27 September 2014


It’s a Saturday, the best of days for us who travail full-time, and it’s the last Saturday in September, one of those mornings that announces on a cool whispery breeze that summer is indeed, definitively, over.  Rain has been tapping at the windows on and off all morning, as clouds, grey and foreboding, roll over the mountains.  We have new windows, the installation job now nearly complete, and I’m surprised daily how much these new frames seem to alter what has become a familiar landscape.

Our home sits high on Stringfield Hill, overlooking other hills and valleys, the vista stretching to the Bradshaws in the distance.  Though this view is one I’ve gazed upon for the past seventeen years, it’s familiar but never stale.  Storms pour in, the fog lifts, the light changes the colors.  The sky today is a spectrum of greys with lightning flashes and the growling of distant, but approaching, thunder.  But another day, another time, it’s ablaze with the warmth of sunrise or sunset, or inky black with the belt of our galaxy stretching across it.  It's sunny and blue, mostly, but it is always changing and shifting.

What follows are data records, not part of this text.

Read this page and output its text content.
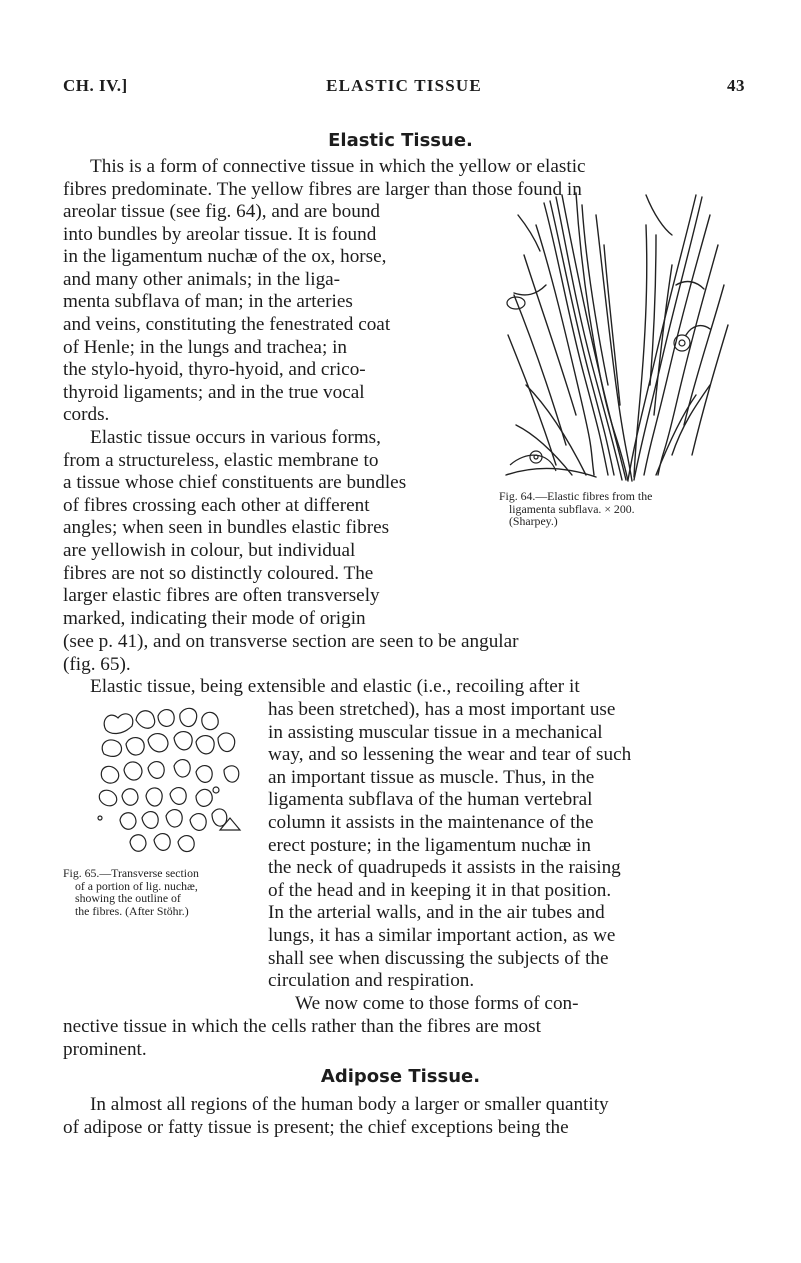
CH. IV.]	ELASTIC TISSUE	43
Elastic Tissue.
This is a form of connective tissue in which the yellow or elastic
fibres predominate. The yellow fibres are larger than those found in
areolar tissue (see fig. 64), and are bound
into bundles by areolar tissue. It is found
in the ligamentum nuchæ of the ox, horse,
and many other animals; in the liga-
menta subflava of man; in the arteries
and veins, constituting the fenestrated coat
of Henle; in the lungs and trachea; in
the stylo-hyoid, thyro-hyoid, and crico-
thyroid ligaments; and in the true vocal
cords.
Elastic tissue occurs in various forms,
from a structureless, elastic membrane to
a tissue whose chief constituents are bundles
of fibres crossing each other at different
angles; when seen in bundles elastic fibres
are yellowish in colour, but individual
fibres are not so distinctly coloured. The
larger elastic fibres are often transversely
marked, indicating their mode of origin
Fig. 64.—Elastic fibres from the
ligamenta subflava. × 200.
(Sharpey.)
(see p. 41), and on transverse section are seen to be angular
(fig. 65).
Elastic tissue, being extensible and elastic (i.e., recoiling after it
Fig. 65.—Transverse section
of a portion of lig. nuchæ,
showing the outline of
the fibres. (After Stöhr.)
has been stretched), has a most important use
in assisting muscular tissue in a mechanical
way, and so lessening the wear and tear of such
an important tissue as muscle. Thus, in the
ligamenta subflava of the human vertebral
column it assists in the maintenance of the
erect posture; in the ligamentum nuchæ in
the neck of quadrupeds it assists in the raising
of the head and in keeping it in that position.
In the arterial walls, and in the air tubes and
lungs, it has a similar important action, as we
shall see when discussing the subjects of the
circulation and respiration.
We now come to those forms of con-
nective tissue in which the cells rather than the fibres are most
prominent.
Adipose Tissue.
In almost all regions of the human body a larger or smaller quantity
of adipose or fatty tissue is present; the chief exceptions being the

It’s a day like today though, with quiet tasks that permit me the mindfulness to be present in this shifting of the seasons, rather than racing off to work.  To note that today is fall, but yesterday was still summer.  It feels like a deep ritual to pause and acknowledge this, as did our forebears, who lived more aware and in awe of nature’s rhythms than most of us today.

The rain has begun in earnest now, falling at a sideways slant.  The breeze coming through the narrow slit in the kitchen window will soon cause me to put the kettle on for tea.  But for just another moment, I’ll focus on my gratitude for the sturdy roof above my head, the piles of books I haven’t yet read close at hand, and the stacks of firewood we’ve gathered over summer.  We won’t need the wood today, but there’s a comfort in knowing it is there.  The lighting of the season’s first fire is another ritual I relish each year, even more than the first gin and tonic that heralds summer. 

I grew up in the desert where we have seasons, yes, but not four, and definitely lack fall as it exists here at a mile high.  There are shifts in the desert too, but they are often either barely discernable or violent in nature, never quite like this shift, here, today.  Each season here in the mountains bring advantages and disadvantages, certainly, but I greet each like a dear friend come to visit for a spell.  Days like this, when the shift is palpable and the rare opportunity exists to savor it, to mark it, to pause and whisper:  welcome.